A general scenario for how out of print determinations are made and communicated to HathiTrust is available in the HathiTrust rights database documentation: http://www.hathitrust.org/rights_database#op. Additional information on the service is available at http://www.hathitrust.org/out-of-print-brittle.

It is the first three conditions (in the first two bullets) that I find interesting: that access is only available to affiliated users, that access is available only from "U.S. soil", and that users must authenticate using a HathiTrust member institution's Shibboleth identity provider. The only way I can think for HathiTrust to enforce the first two conditions is to use Shibboleth. Only through Shibboleth would HathiTrust have assurances that the user is a member of the community and is at a particular place. ((Let's set aside for a moment the relatively trivial ways that IP address geolocation can be fooled: VPN services, web proxies, etc. If you want to know more, just Google "how to bypass geographical restrictions".)) Libraries more commonly use rewriting proxy servers, like EZproxy, to facilitate access to restricted or licensed material. Rewriting proxy servers effectively hide the location of the user because to HathiTrust the user's location would appear to be where the proxy server is.

I dug a little deeper to see if I could find a definition of "affiliated" -- does it mean "only students, faculty and staff" or other looser forms of affiliation like "alumni" or "parent" or "guest"? One of the great strengths of Shibboleth (generally) and the identity management federations like InCommon (specifically) is that they have fairly rigorous definitions of "member" and "affiliated" -- piggybacking on the eduPerson eduPersonAffiliation attribute definition. I didn't find a firm linkage to those defined eduPerson terms, but I did find an interesting declaration in HathiTrust Digital Library Access and Use Policies: "Users must be authenticated members of a HathiTrust institution or individuals using a computer on a HathiTrust institution's library premises." That would both seem to simultaneously make the Shibboleth requirement redundant in cases where access came from an on-campus IP address and the question about the definition of affiliation moot -- by that statement, anyone using a library terminal would have access even if they weren't otherwise a member of the campus community. Hmmm, I wonder how they are resolving that contradiction?

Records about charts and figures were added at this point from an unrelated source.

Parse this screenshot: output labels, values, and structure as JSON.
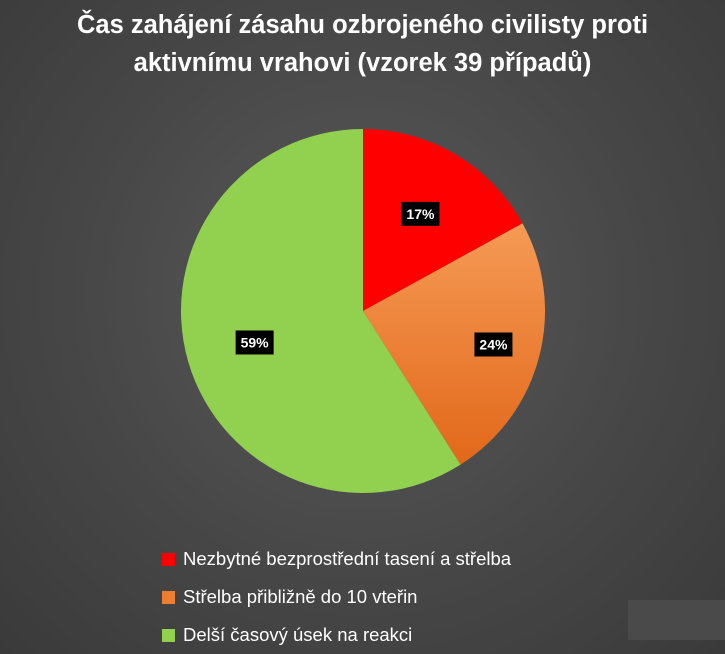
{
  "chart_data": {
    "type": "pie",
    "title_lines": [
      "Čas zahájení zásahu ozbrojeného civilisty proti",
      "aktivnímu vrahovi (vzorek 39 případů)"
    ],
    "slices": [
      {
        "label": "Nezbytné bezprostřední tasení a střelba",
        "value": 17,
        "display": "17%",
        "color": "#ff0000"
      },
      {
        "label": "Střelba přibližně do 10 vteřin",
        "value": 24,
        "display": "24%",
        "color": "#ed7d31"
      },
      {
        "label": "Delší časový úsek na reakci",
        "value": 59,
        "display": "59%",
        "color": "#92d050"
      }
    ],
    "start_angle": "12 o'clock",
    "direction": "clockwise",
    "legend_position": "bottom"
  }
}
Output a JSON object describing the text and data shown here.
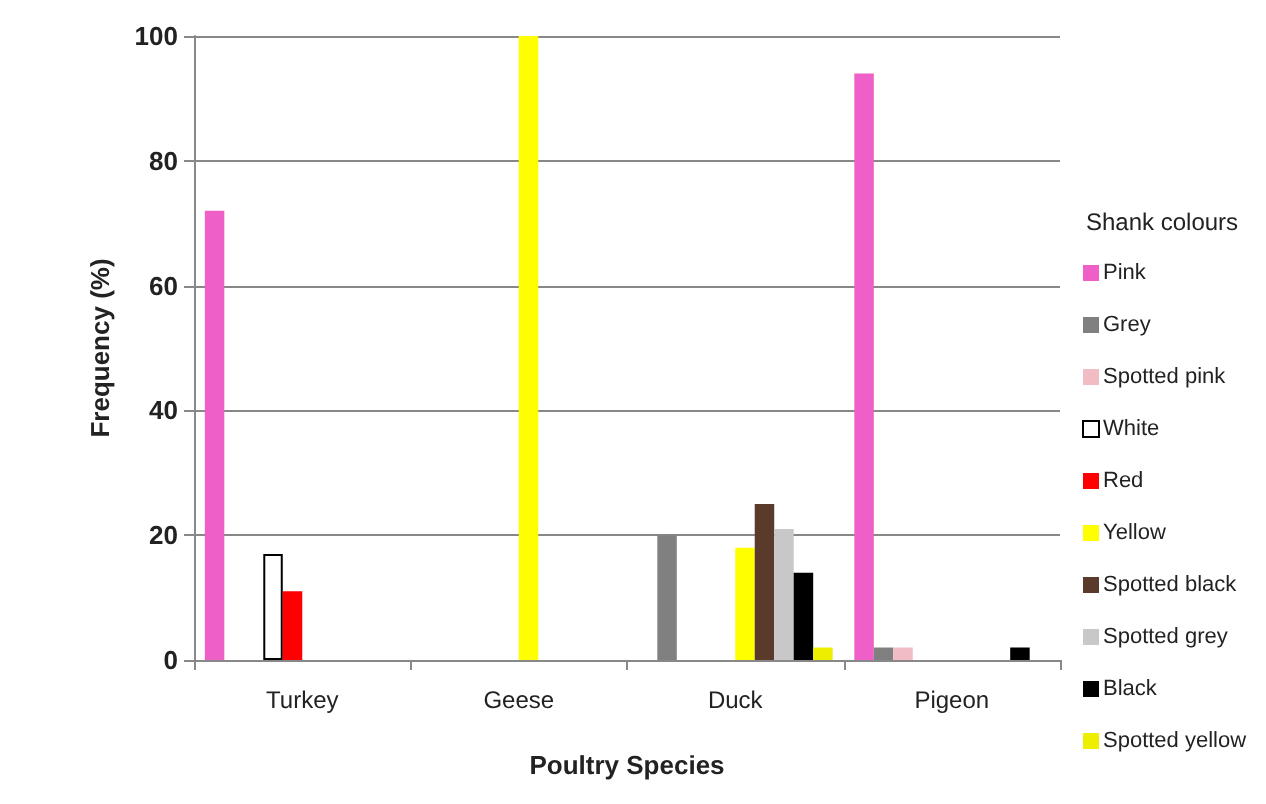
{
  "chart_data": {
    "type": "bar",
    "xlabel": "Poultry Species",
    "ylabel": "Frequency (%)",
    "legend_title": "Shank colours",
    "categories": [
      "Turkey",
      "Geese",
      "Duck",
      "Pigeon"
    ],
    "series": [
      {
        "name": "Pink",
        "color": "#ee5fc8",
        "values": [
          72,
          null,
          null,
          94
        ]
      },
      {
        "name": "Grey",
        "color": "#808080",
        "values": [
          null,
          null,
          20,
          2
        ]
      },
      {
        "name": "Spotted pink",
        "color": "#f2bcc4",
        "values": [
          null,
          null,
          null,
          2
        ]
      },
      {
        "name": "White",
        "color": "#ffffff",
        "values": [
          17,
          null,
          null,
          null
        ]
      },
      {
        "name": "Red",
        "color": "#ff0000",
        "values": [
          11,
          null,
          null,
          null
        ]
      },
      {
        "name": "Yellow",
        "color": "#ffff00",
        "values": [
          null,
          100,
          18,
          null
        ]
      },
      {
        "name": "Spotted black",
        "color": "#5a3a2a",
        "values": [
          null,
          null,
          25,
          null
        ]
      },
      {
        "name": "Spotted grey",
        "color": "#c8c8c8",
        "values": [
          null,
          null,
          21,
          null
        ]
      },
      {
        "name": "Black",
        "color": "#000000",
        "values": [
          null,
          null,
          14,
          2
        ]
      },
      {
        "name": "Spotted yellow",
        "color": "#eeee00",
        "values": [
          null,
          null,
          2,
          null
        ]
      }
    ],
    "ylim": [
      0,
      100
    ],
    "yticks": [
      0,
      20,
      40,
      60,
      80,
      100
    ],
    "grid": "y",
    "legend": "right"
  }
}
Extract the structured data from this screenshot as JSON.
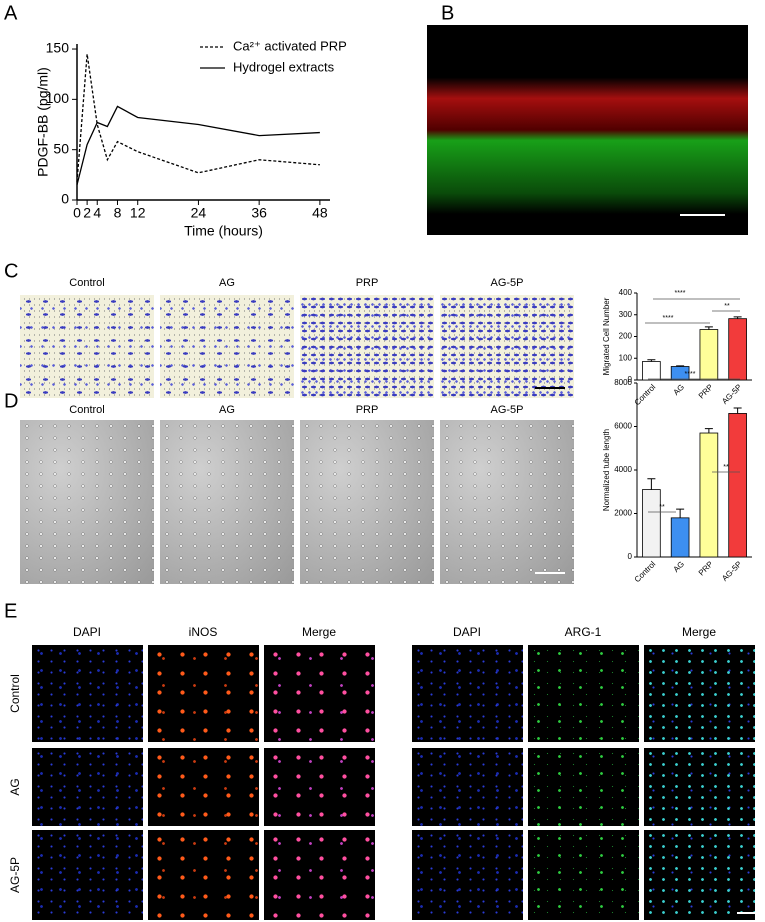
{
  "panels": [
    "A",
    "B",
    "C",
    "D",
    "E"
  ],
  "images": {
    "c_labels": [
      "Control",
      "AG",
      "PRP",
      "AG-5P"
    ],
    "d_labels": [
      "Control",
      "AG",
      "PRP",
      "AG-5P"
    ],
    "e_left_headers": [
      "DAPI",
      "iNOS",
      "Merge"
    ],
    "e_right_headers": [
      "DAPI",
      "ARG-1",
      "Merge"
    ],
    "e_rows": [
      "Control",
      "AG",
      "AG-5P"
    ]
  },
  "chart_data": [
    {
      "type": "line",
      "xlabel": "Time (hours)",
      "ylabel": "PDGF-BB (pg/ml)",
      "x": [
        0,
        2,
        4,
        6,
        8,
        12,
        24,
        36,
        48
      ],
      "series": [
        {
          "name": "Ca²⁺ activated PRP",
          "color": "#000000",
          "style": "dashed",
          "values": [
            18,
            145,
            75,
            40,
            58,
            48,
            27,
            40,
            35
          ]
        },
        {
          "name": "Hydrogel extracts",
          "color": "#000000",
          "style": "solid",
          "values": [
            15,
            55,
            77,
            73,
            93,
            82,
            75,
            64,
            67
          ]
        }
      ],
      "xlim": [
        0,
        50
      ],
      "ylim": [
        0,
        155
      ],
      "xticks": [
        0,
        2,
        4,
        8,
        12,
        24,
        36,
        48
      ],
      "yticks": [
        0,
        50,
        100,
        150
      ],
      "legend": "upper right"
    },
    {
      "type": "bar",
      "ylabel": "Migrated Cell Number",
      "categories": [
        "Control",
        "AG",
        "PRP",
        "AG-5P"
      ],
      "values": [
        85,
        62,
        232,
        282
      ],
      "errors": [
        8,
        3,
        12,
        8
      ],
      "colors": [
        "#ffffff",
        "#3d8ff0",
        "#ffff99",
        "#f23b3b"
      ],
      "ylim": [
        0,
        400
      ],
      "yticks": [
        0,
        100,
        200,
        300,
        400
      ],
      "annotations": [
        "****",
        "****",
        "**"
      ]
    },
    {
      "type": "bar",
      "ylabel": "Normalized tube length",
      "categories": [
        "Control",
        "AG",
        "PRP",
        "AG-5P"
      ],
      "values": [
        3100,
        1800,
        5700,
        6600
      ],
      "errors": [
        500,
        400,
        200,
        250
      ],
      "colors": [
        "#f2f2f2",
        "#3d8ff0",
        "#ffff99",
        "#f23b3b"
      ],
      "ylim": [
        0,
        8000
      ],
      "yticks": [
        0,
        2000,
        4000,
        6000,
        8000
      ],
      "annotations": [
        "**",
        "****",
        "**"
      ]
    }
  ]
}
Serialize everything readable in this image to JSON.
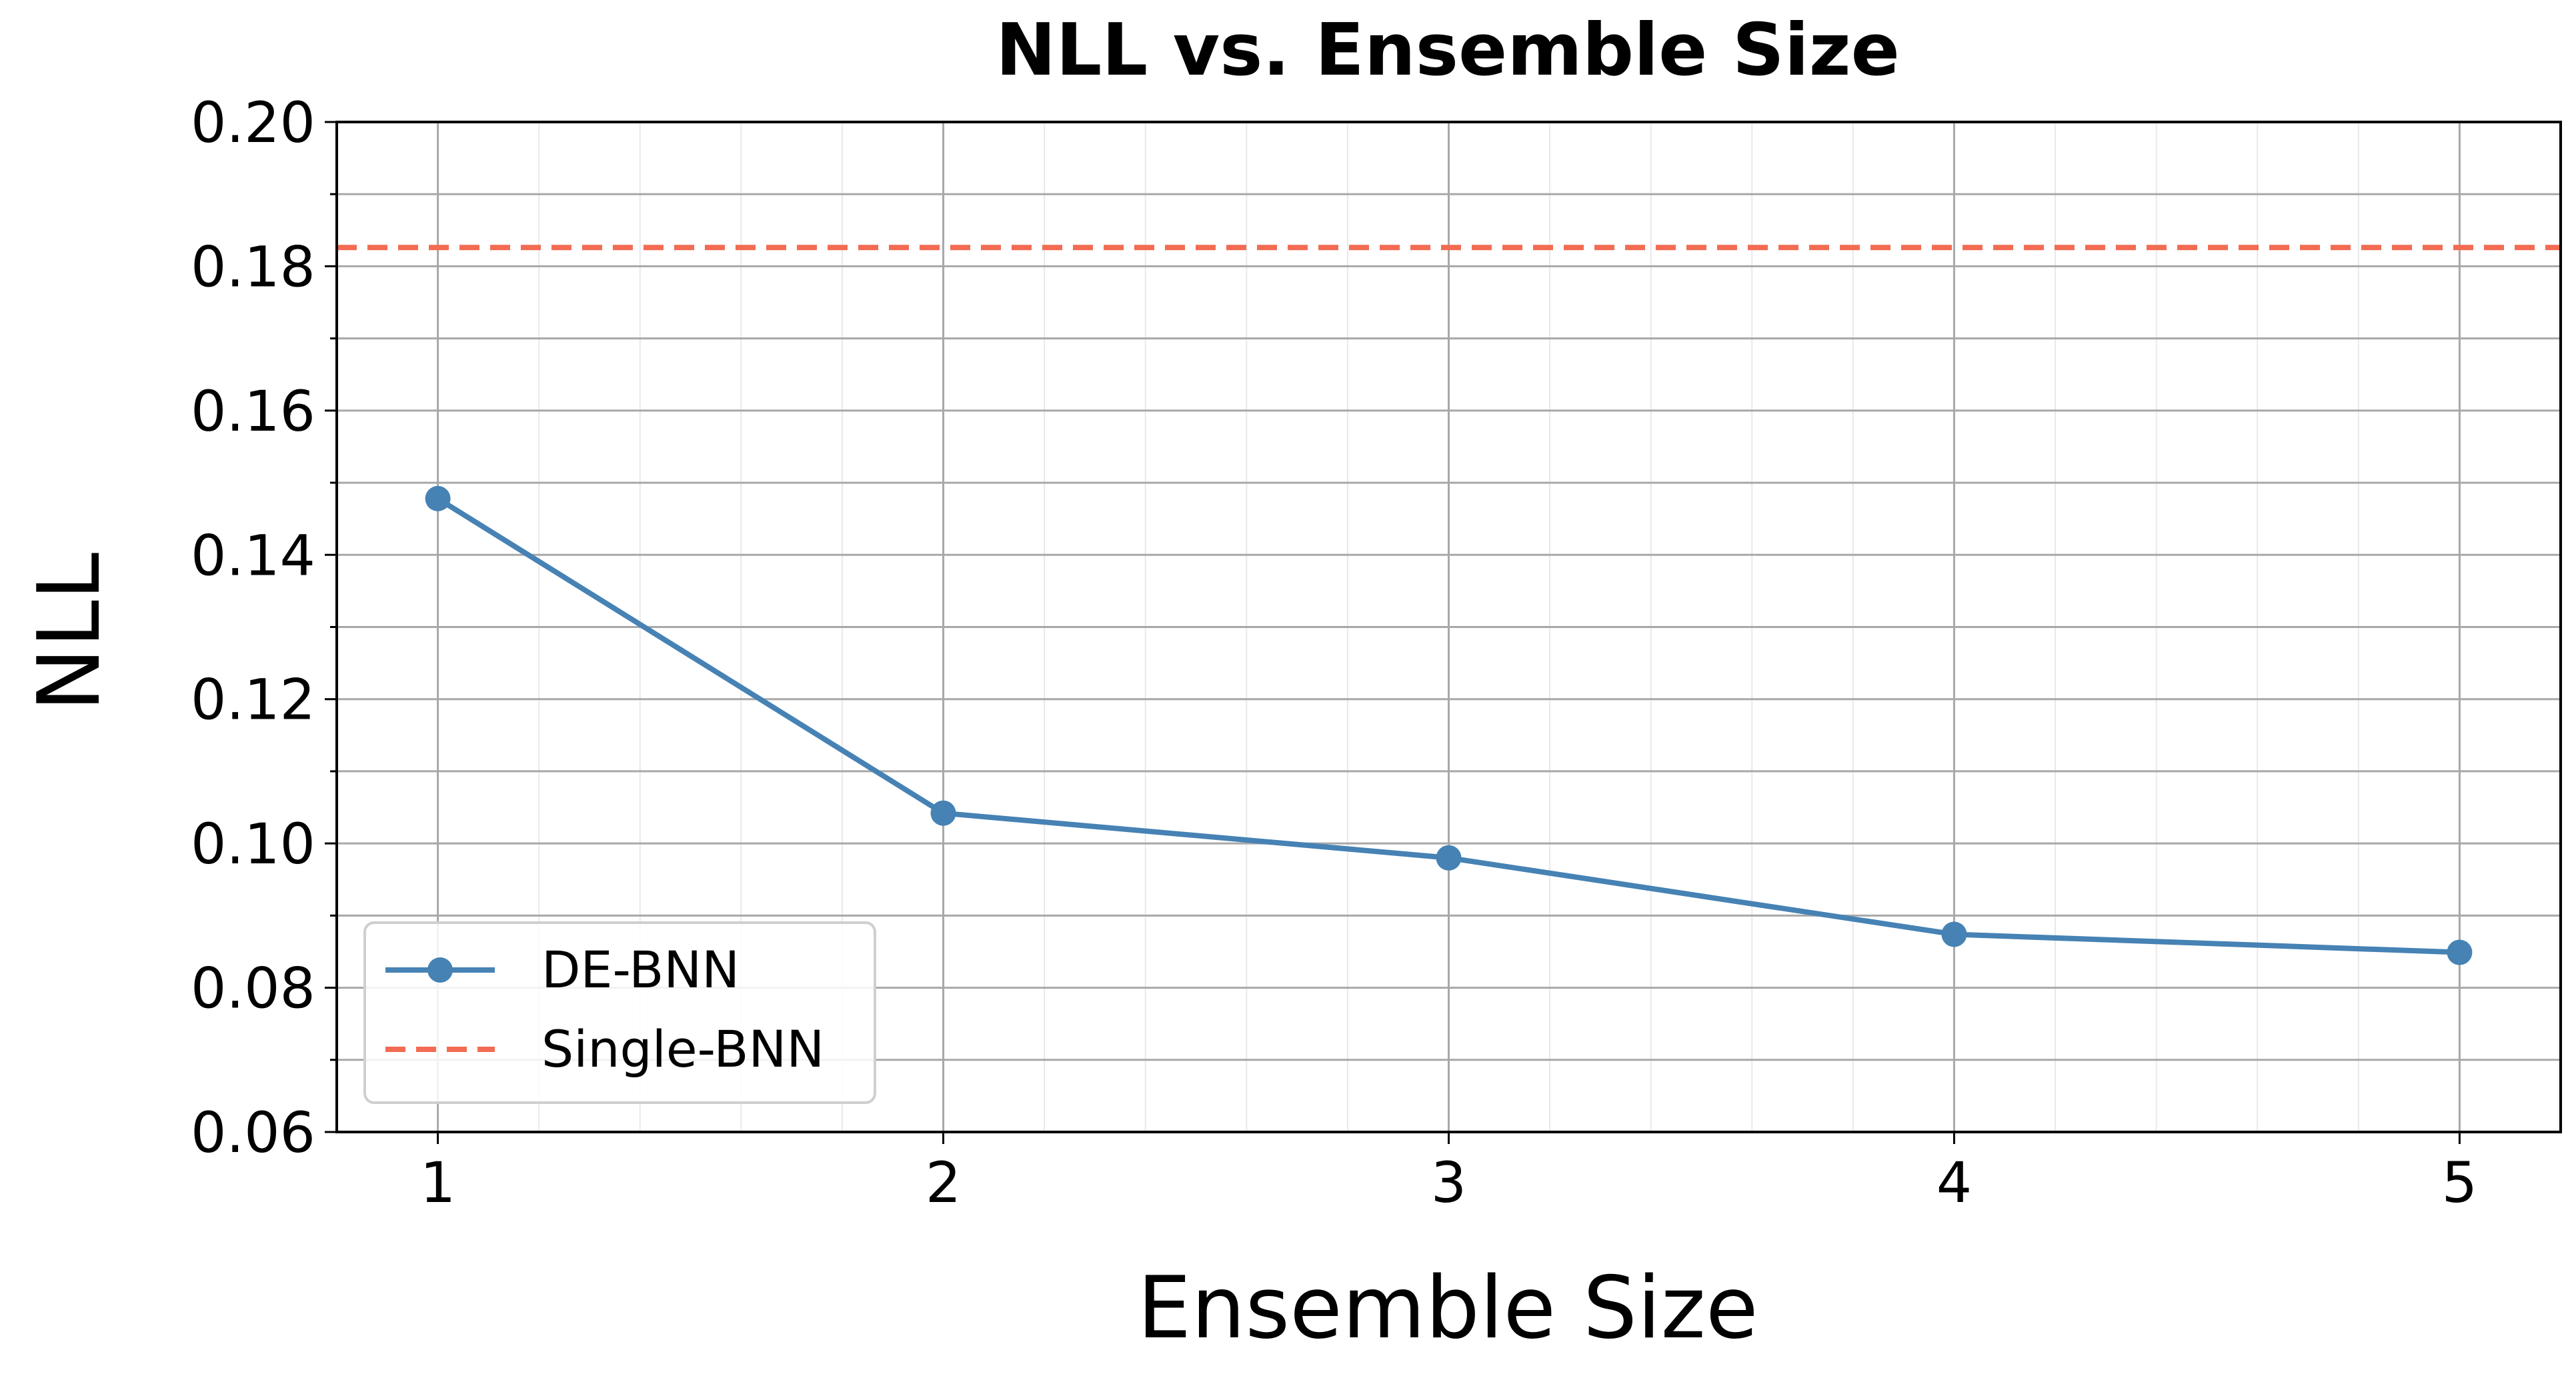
{
  "chart_data": {
    "type": "line",
    "title": "NLL vs. Ensemble Size",
    "xlabel": "Ensemble Size",
    "ylabel": "NLL",
    "x": [
      1,
      2,
      3,
      4,
      5
    ],
    "xticks": [
      "1",
      "2",
      "3",
      "4",
      "5"
    ],
    "xlim": [
      0.8,
      5.2
    ],
    "ylim": [
      0.06,
      0.2
    ],
    "yticks": [
      "0.06",
      "0.08",
      "0.10",
      "0.12",
      "0.14",
      "0.16",
      "0.18",
      "0.20"
    ],
    "grid": true,
    "legend_position": "lower-left",
    "series": [
      {
        "name": "DE-BNN",
        "style": "solid-line-with-circle-markers",
        "color": "#4682B4",
        "values": [
          0.1478,
          0.1042,
          0.098,
          0.0874,
          0.0849
        ]
      },
      {
        "name": "Single-BNN",
        "style": "dashed-horizontal-line",
        "color": "#F26B52",
        "value": 0.1826
      }
    ]
  }
}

Digging a little deeper, I found the HathiTrust Shibboleth technical details page where they talk about the kinds of attributes required to use the service. They do require 'eduPersonScopedAffiliation' ((eduPersonScopedAffiliation is nearly the same as eduPersonAffiliation; it just tacks "@" on the end.)), so they can see the types of membership someone has with an institution. It is also refreshing that the only other element they require is eduPersonTargetedID -- the "persistent, non-reassigned, privacy-preserving identifier" known only to the institution and the service. (The eduPerson definition goes on to say: "This attribute is designed to preserve the principal's privacy and inhibit the ability of multiple unrelated services from correlating principal activity by comparing values. It is therefore REQUIRED to be opaque, having no particular relationship to the principal's other identifiers, such as a username or eduPersonPrincipalName. It SHOULD be considerably difficult for an observer to guess the value that would be returned to a given service provider.") It is great to see HathiTrust using the privacy-enhancing aspects of Shibboleth like they were meant to be used. Because they are using targetedID, a prosecuting party would need to subpoena records from both HathiTrust (to get the eduPersonTargetedID of the person they were interested in) and the member institution (to see who that eduPersonTargetedID was assigned to) to pin research activities to a specific individual.